Her: "Whenever you come near me, my flesh begins to crawl."
Both: "But sometimes there are moments I'm not repelled at all.
Maybe you're not the worst thing ever."
"Galavant" is the brainchild of writer/producer Dan Fogelman who worked with Menken and Slater on the 2010 animated film "Tangled" and brought the duo back to score a musical episode of "The Neighbors," the ABC series Fogelman created and executive produced from 2012-14. That "Neighbors" episode earned Menken and Slater an Emmy nomination for the song "More or Less the Kind of Thing You May or May Not Possibly See on Broadway," and Fogelman returned to his idea file to develop a musical project.
The resulting "Galavant" is a swords and armor yarn about the titular Knight Prince "Galavant" (played by Joshua Sasse) who loses his Lady Madalena (Mallory Jansen) to the lusty King Richard (Timothy Omundson). Spurred out of his misery by Princess Isabella (Karen David), "Galavant" undertakes a revenge quest to win back Madalena and restore order to the kingdom.
The thematic pomp may be real, but the tone most certainly is not. "Galavant" encounters pirates who are marooned on land and a chorus of dancing monks. Matters are no less nutso back at the castle with Richard and Madalena. Menken and Slater — both of whom serve as executive producers — wrote more than 30 original songs for the series' first eight episodes including an acid trip reverie sung by guest star Ricky Gervais and a narcissistic solo that has Jansen's Madalena harmonizing with eight mirrored reflections of herself. "We've gotten the support to do something bold and different on network television," Fogelman said. "We feel we not only did something bold and different, but it actually turned out pretty good as well."
The series preview event in Hollywood featured a cabaret of the actors performing a handful of musical numbers from "Galavant" with Menken at the piano. Many of the cast members (most of whom are not from America) took the opportunity to lob adulation and good-natured digs at the composer, the unofficial the prince of Disney music.
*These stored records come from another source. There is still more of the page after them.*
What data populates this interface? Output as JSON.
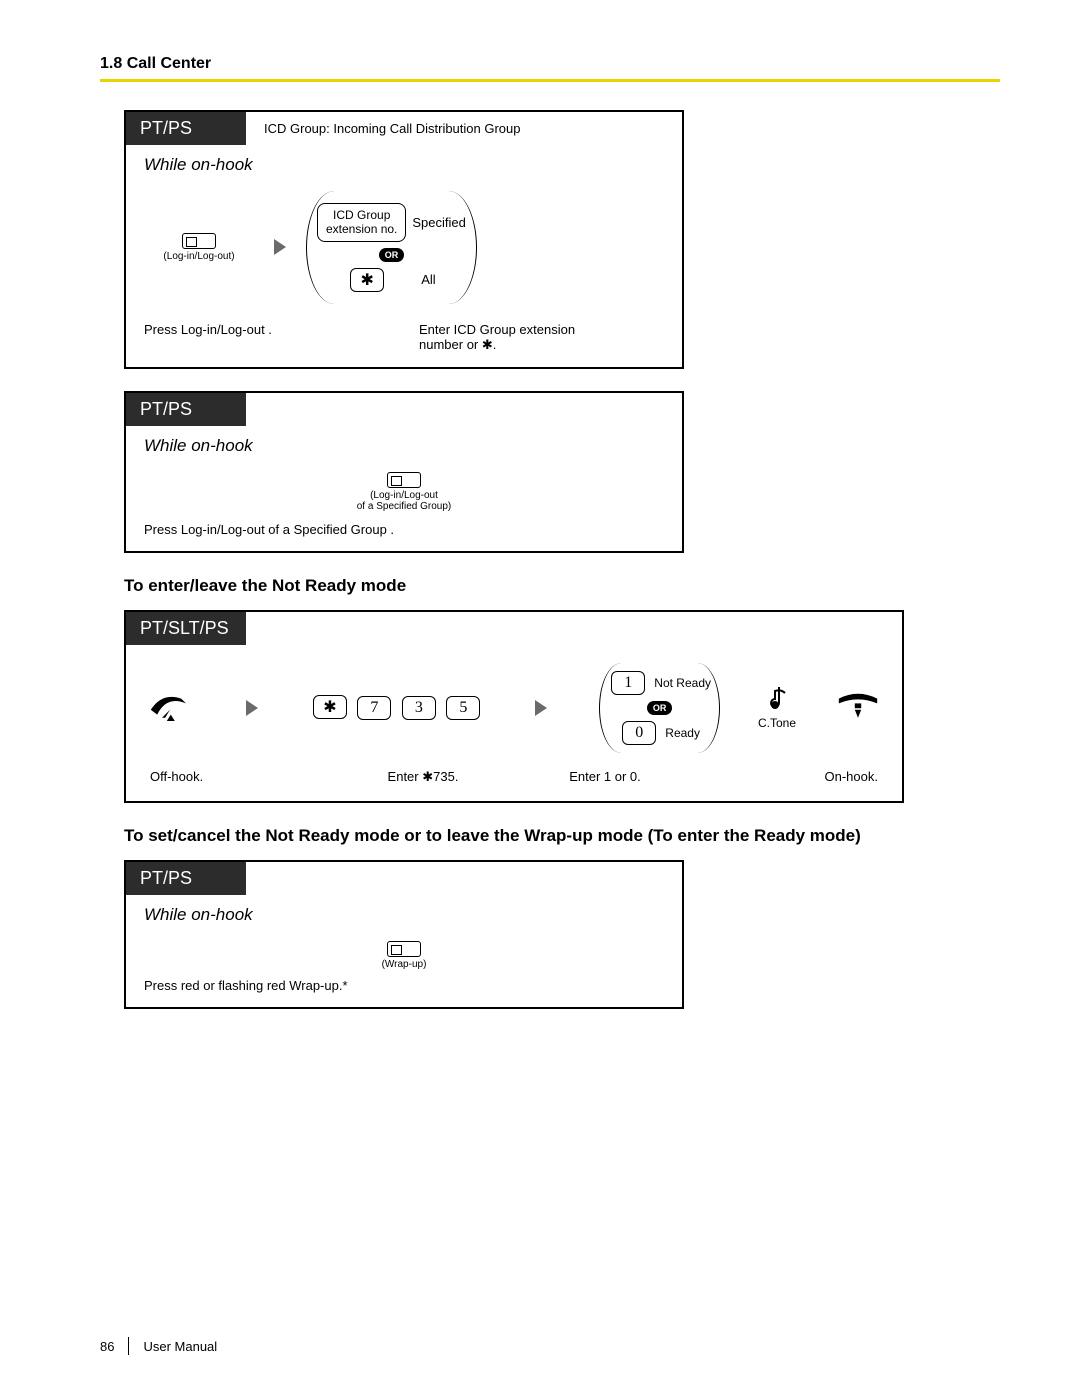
{
  "header": {
    "section": "1.8 Call Center"
  },
  "box1": {
    "tab": "PT/PS",
    "tab_note": "ICD Group: Incoming Call Distribution Group",
    "condition": "While on-hook",
    "button_caption": "(Log-in/Log-out)",
    "ext_box_line1": "ICD Group",
    "ext_box_line2": "extension no.",
    "specified": "Specified",
    "or": "OR",
    "star": "✱",
    "all": "All",
    "instr_left": "Press Log-in/Log-out  .",
    "instr_right_a": "Enter ICD Group extension",
    "instr_right_b": "number  or  ✱."
  },
  "box2": {
    "tab": "PT/PS",
    "condition": "While on-hook",
    "button_caption_a": "(Log-in/Log-out",
    "button_caption_b": "of a Specified Group)",
    "instr": "Press Log-in/Log-out of a Specified Group    ."
  },
  "heading1": "To enter/leave the Not Ready mode",
  "box3": {
    "tab": "PT/SLT/PS",
    "keys": {
      "k0": "✱",
      "k1": "7",
      "k2": "3",
      "k3": "5"
    },
    "opt1_key": "1",
    "opt1_label": "Not Ready",
    "or": "OR",
    "opt0_key": "0",
    "opt0_label": "Ready",
    "ctone": "C.Tone",
    "instr_offhook": "Off-hook.",
    "instr_enter735": "Enter  ✱735.",
    "instr_enter10": "Enter 1 or 0.",
    "instr_onhook": "On-hook."
  },
  "heading2": "To set/cancel the Not Ready mode or to leave the Wrap-up mode (To enter the Ready mode)",
  "box4": {
    "tab": "PT/PS",
    "condition": "While on-hook",
    "button_caption": "(Wrap-up)",
    "instr": "Press red or flashing red Wrap-up.*"
  },
  "footer": {
    "page": "86",
    "doc": "User Manual"
  }
}
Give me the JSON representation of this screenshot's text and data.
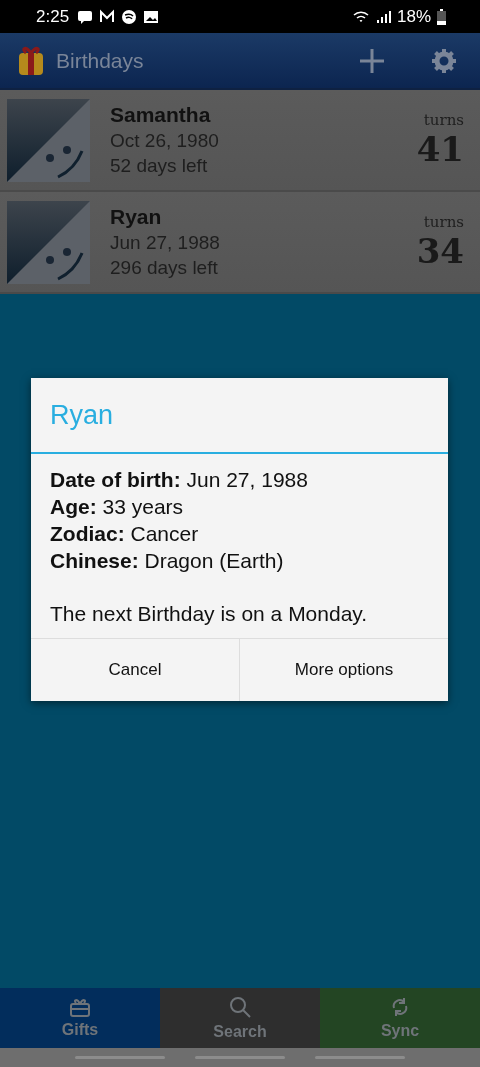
{
  "status_bar": {
    "time": "2:25",
    "battery": "18%"
  },
  "app_bar": {
    "title": "Birthdays"
  },
  "people": [
    {
      "name": "Samantha",
      "date": "Oct 26, 1980",
      "days_left": "52 days left",
      "turns_label": "turns",
      "turns": "41"
    },
    {
      "name": "Ryan",
      "date": "Jun 27, 1988",
      "days_left": "296 days left",
      "turns_label": "turns",
      "turns": "34"
    }
  ],
  "dialog": {
    "title": "Ryan",
    "lines": [
      "**Date of birth:** Jun 27, 1988",
      "**Age:** 33 years",
      "**Zodiac:** Cancer",
      "**Chinese:** Dragon (Earth)"
    ],
    "note": "The next Birthday is on a Monday.",
    "buttons": [
      "Cancel",
      "More options"
    ]
  },
  "bottom_nav": [
    {
      "label": "Gifts",
      "kind": "gift",
      "color": "#022d5c"
    },
    {
      "label": "Search",
      "kind": "search",
      "color": "#2e2e2e"
    },
    {
      "label": "Sync",
      "kind": "sync",
      "color": "#234523"
    }
  ]
}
Despite being raised in England and Australia respectively, David and Jansen both nurtured Disney Princess dreams which were fueled by characters who Menken had scored.
"My six year-old-self is very happy with the way things have turned out," said Jansen, adding that she was bucking for at least two more solos if "Galavant" gets picked up for additional episodes.
For Omundson, the only American in the principal cast, the filming of the pilot overlapped with the actor's 10-year-old daughter who was rehearsing a school production of Beauty and the Beast. Thus father and daughter were worked on separate Menken-written songs simultaneously.
"That was such a lovely moment to have with my daughter," Omundson recalled. "So thanks, Alan."
The preview ended with Menken at the piano singing a medley of more than a dozen songs from his film and musical canon: Aladdin and Beauty, The Little Mermaid and "Enchanted," "Hercules" and Newsies, Little Shop, "Pocahontas," "Tangled" and — ultimately — "Galavant."